Satellite to ‘Flare’ Near North Star Tonight
There will be an extremely bright – albeit fleeting – new “star” in the sky tonight.
A satellite scheduled to pass near the North Star between 8:08 and 8:09 p.m. will reflect sunlight in a sudden burst, Honolulu Star-Advertiser science writer Jim Borg reported today.
The brief reflection will be courtesy of three broad antennae on the Iridium 64 satellite.
Viewing, of course, will be dependent on weather conditions.
Unfortunately, the National Weather Service is predicting mostly cloudy conditions tonight on the windward side of the Big Island, although a mostly clear night is forecast for leeward sections.
To find the North Star, also known as Polaris, first find the Big Dipper, which will be in the northern half of the sky. A line formed from the two stars at the edge of constellation’s cup (from its bottom to its top) will point to Polaris, which is the star at the end of the handle of the Little Dipper.
Polaris will be fairly low in the sky, about 21 degrees above the horizon.
The flaring satellite isn’t the only celestial event this month.

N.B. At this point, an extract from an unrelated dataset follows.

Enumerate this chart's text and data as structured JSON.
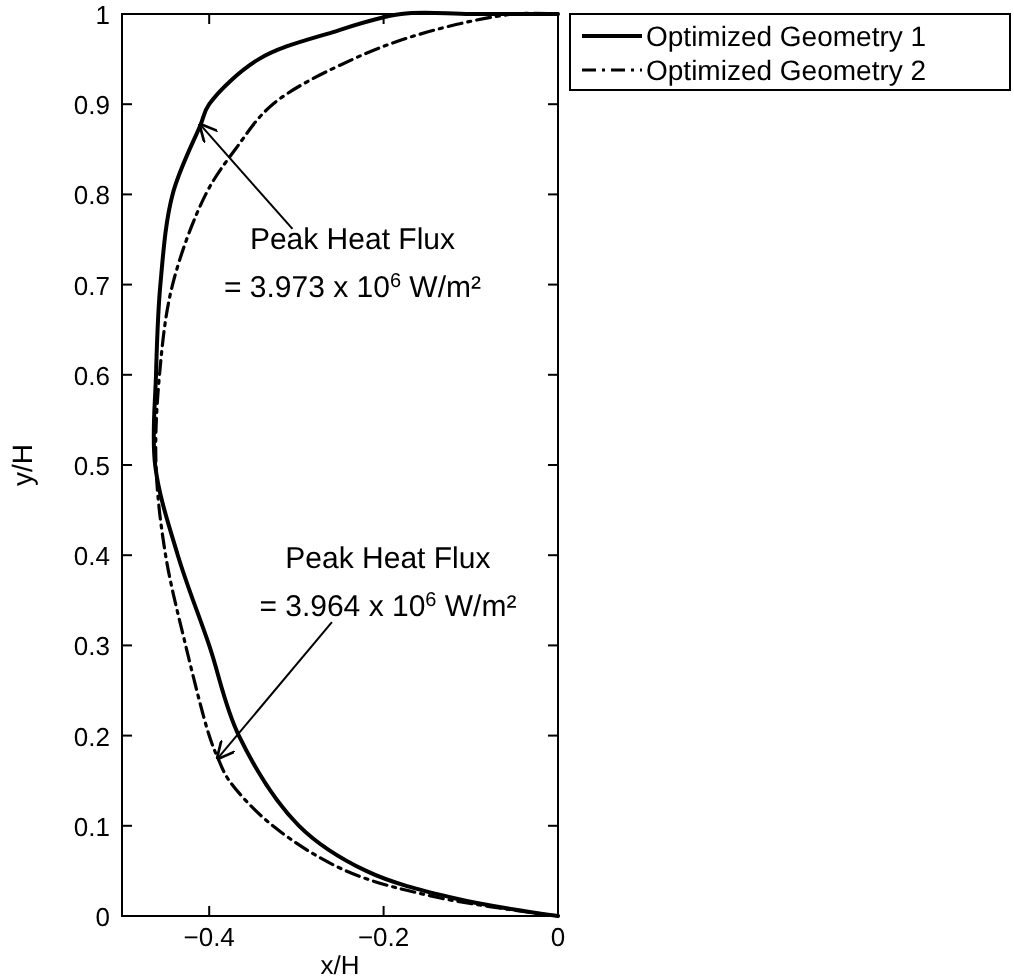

The Lyrid meteor shower peaks on Sunday night.
However, the area of the sky from which the Lyrids originate, the constellation Lyra the Harp with the bright star Vega, won’t be appearing in Hawaii’s sky until next month, when it will be found at its northeast edge.
It is not known whether Lyrids’ meteors will radiate far enough to the west to be visible here.
Also, viewing this year will be hampered everywhere by a nearly full moon, which will drown out faint meteors and reduce the brightness of stronger ones.